The short-term imperative is to transform thinking on student achievement into focusing on defined key skills and to upskill a retained teaching force. 

First focus is on the research-backed belief that all children are capable of high performance, and it is the role of schools to make this happen systematically. Meta research shows that teacher expectations rank highest in their effect-size on student learning and achievement (Hattie, 2009). 

Second is the stress on skills, not knowledge, with creativity, critical thinking and collaboration seen key to economic success.

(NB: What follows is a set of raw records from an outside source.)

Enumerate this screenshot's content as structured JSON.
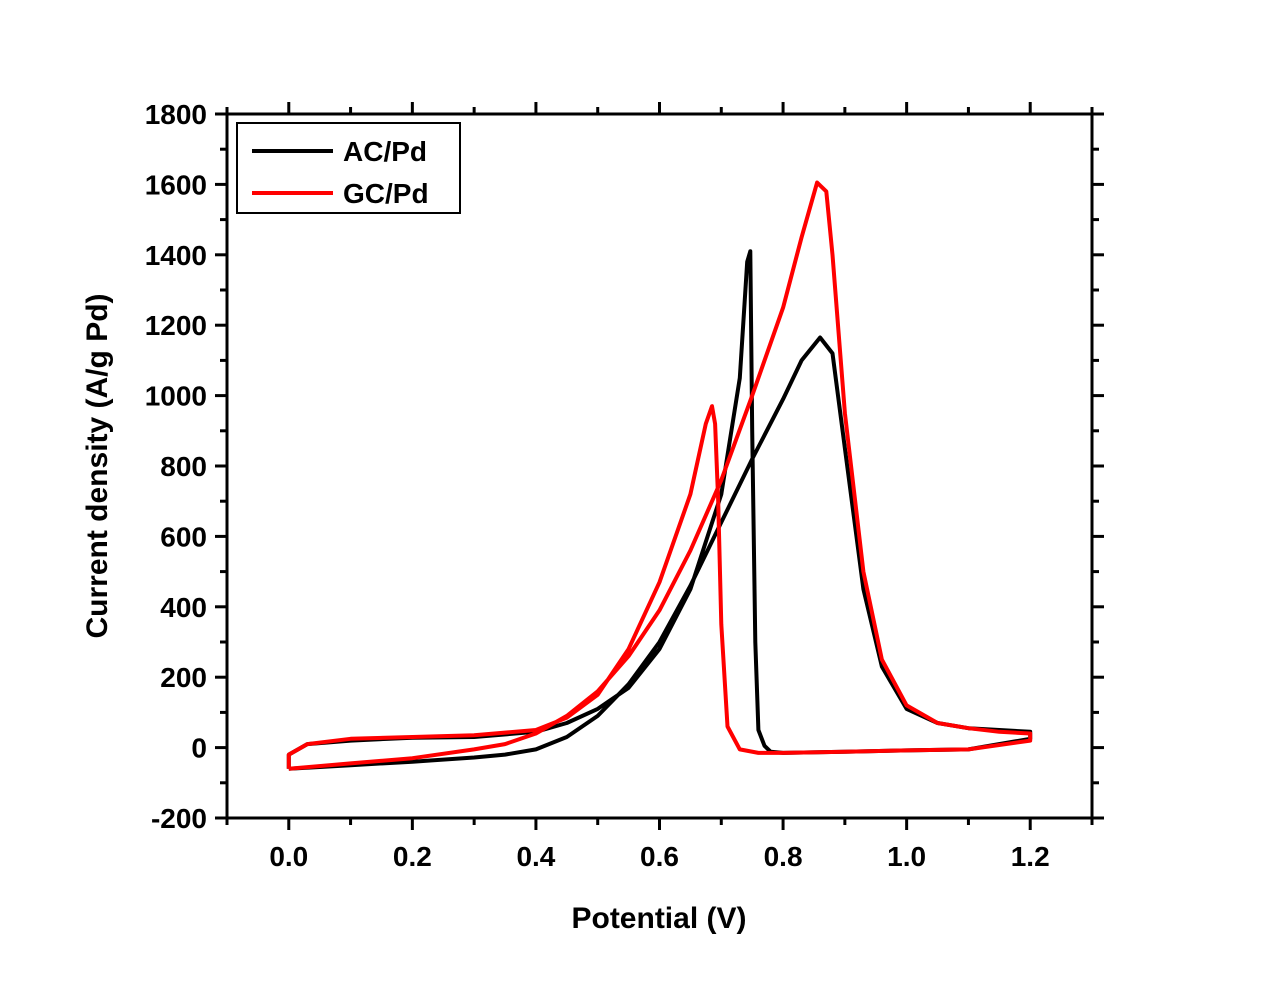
{
  "chart_data": {
    "type": "line",
    "xlabel": "Potential (V)",
    "ylabel": "Current density (A/g Pd)",
    "xlim": [
      -0.1,
      1.3
    ],
    "ylim": [
      -200,
      1800
    ],
    "x_ticks": [
      "0.0",
      "0.2",
      "0.4",
      "0.6",
      "0.8",
      "1.0",
      "1.2"
    ],
    "y_ticks": [
      "-200",
      "0",
      "200",
      "400",
      "600",
      "800",
      "1000",
      "1200",
      "1400",
      "1600",
      "1800"
    ],
    "grid": false,
    "legend_position": "top-left",
    "series": [
      {
        "name": "AC/Pd",
        "color": "#000000",
        "points": [
          [
            0.0,
            -60
          ],
          [
            0.1,
            -50
          ],
          [
            0.2,
            -40
          ],
          [
            0.3,
            -28
          ],
          [
            0.35,
            -20
          ],
          [
            0.4,
            -5
          ],
          [
            0.45,
            30
          ],
          [
            0.5,
            90
          ],
          [
            0.55,
            180
          ],
          [
            0.6,
            300
          ],
          [
            0.65,
            460
          ],
          [
            0.7,
            640
          ],
          [
            0.75,
            820
          ],
          [
            0.8,
            990
          ],
          [
            0.83,
            1100
          ],
          [
            0.86,
            1165
          ],
          [
            0.88,
            1120
          ],
          [
            0.9,
            850
          ],
          [
            0.93,
            450
          ],
          [
            0.96,
            230
          ],
          [
            1.0,
            110
          ],
          [
            1.05,
            70
          ],
          [
            1.1,
            55
          ],
          [
            1.15,
            50
          ],
          [
            1.2,
            45
          ],
          [
            1.2,
            25
          ],
          [
            1.1,
            -5
          ],
          [
            1.0,
            -8
          ],
          [
            0.9,
            -12
          ],
          [
            0.8,
            -15
          ],
          [
            0.78,
            -12
          ],
          [
            0.77,
            5
          ],
          [
            0.76,
            50
          ],
          [
            0.755,
            300
          ],
          [
            0.75,
            900
          ],
          [
            0.747,
            1410
          ],
          [
            0.742,
            1380
          ],
          [
            0.73,
            1050
          ],
          [
            0.7,
            720
          ],
          [
            0.65,
            450
          ],
          [
            0.6,
            280
          ],
          [
            0.55,
            170
          ],
          [
            0.5,
            110
          ],
          [
            0.45,
            70
          ],
          [
            0.4,
            45
          ],
          [
            0.3,
            30
          ],
          [
            0.2,
            28
          ],
          [
            0.1,
            20
          ],
          [
            0.03,
            10
          ],
          [
            0.0,
            -20
          ],
          [
            0.0,
            -60
          ]
        ]
      },
      {
        "name": "GC/Pd",
        "color": "#ff0000",
        "points": [
          [
            0.0,
            -60
          ],
          [
            0.1,
            -45
          ],
          [
            0.2,
            -30
          ],
          [
            0.3,
            -5
          ],
          [
            0.35,
            10
          ],
          [
            0.4,
            40
          ],
          [
            0.45,
            90
          ],
          [
            0.5,
            160
          ],
          [
            0.55,
            260
          ],
          [
            0.6,
            390
          ],
          [
            0.65,
            560
          ],
          [
            0.7,
            760
          ],
          [
            0.75,
            1000
          ],
          [
            0.8,
            1250
          ],
          [
            0.83,
            1450
          ],
          [
            0.855,
            1605
          ],
          [
            0.87,
            1580
          ],
          [
            0.88,
            1400
          ],
          [
            0.9,
            950
          ],
          [
            0.93,
            500
          ],
          [
            0.96,
            250
          ],
          [
            1.0,
            120
          ],
          [
            1.05,
            70
          ],
          [
            1.1,
            55
          ],
          [
            1.15,
            45
          ],
          [
            1.2,
            40
          ],
          [
            1.2,
            20
          ],
          [
            1.1,
            -5
          ],
          [
            1.0,
            -8
          ],
          [
            0.9,
            -12
          ],
          [
            0.8,
            -15
          ],
          [
            0.76,
            -15
          ],
          [
            0.73,
            -5
          ],
          [
            0.71,
            60
          ],
          [
            0.7,
            350
          ],
          [
            0.695,
            700
          ],
          [
            0.69,
            920
          ],
          [
            0.685,
            970
          ],
          [
            0.675,
            920
          ],
          [
            0.65,
            720
          ],
          [
            0.6,
            470
          ],
          [
            0.55,
            280
          ],
          [
            0.5,
            150
          ],
          [
            0.45,
            85
          ],
          [
            0.4,
            50
          ],
          [
            0.3,
            35
          ],
          [
            0.2,
            30
          ],
          [
            0.1,
            25
          ],
          [
            0.03,
            10
          ],
          [
            0.0,
            -20
          ],
          [
            0.0,
            -60
          ]
        ]
      }
    ]
  }
}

Employers in Bangladesh frequently point to the skills deficit; a recent study showed that 46% of businesses do not get the employees they need (Centre for Policy Dialogue, 2023). 

Third, we need to invest in professional development and make the teachers we have better -- what is often called “love the one you're with, strategy” through high quality professional learning (Wiliam, 2020).

Achieving impact now

Our objective is to build safe, happy and successful schools, set within high performing and diverse education contexts, to meet the country's evolving needs. 

Collaborative approaches to raise education standards are an imperative, and the long-term gain of top-down ambition must be complemented by the short-term impact of bottom-up private-public partnerships. 

John Maynard Keyes famously said: "In the long run we are all dead. Economists set themselves too easy, too useless a task if, in tempestuous seasons, they can only tell us that when the storm is long past the ocean is flat again." In the current context, it means holding ambitions but achieving impact now. 

Private schools have the ability and duty to support public providers, through long-term partnerships. 

In the short term, they can do this in three ways: Sharing international standards on safeguarding and making this a statutory duty; widening scholarship opportunities for the most able, regardless of social status; and collaborating on professional learning opportunities to drive teaching standards forward. 

My school, Haileybury Bhaluka, believes strongly in raising education standards for all and intends to play its part in safeguarding, scholarships and staff training in other schools.

In building better futures, we move forward together.


Simon O'Grady is the Founding Headmaster of Haileybury Bhaluka, the first premier boarding school in Bangladesh.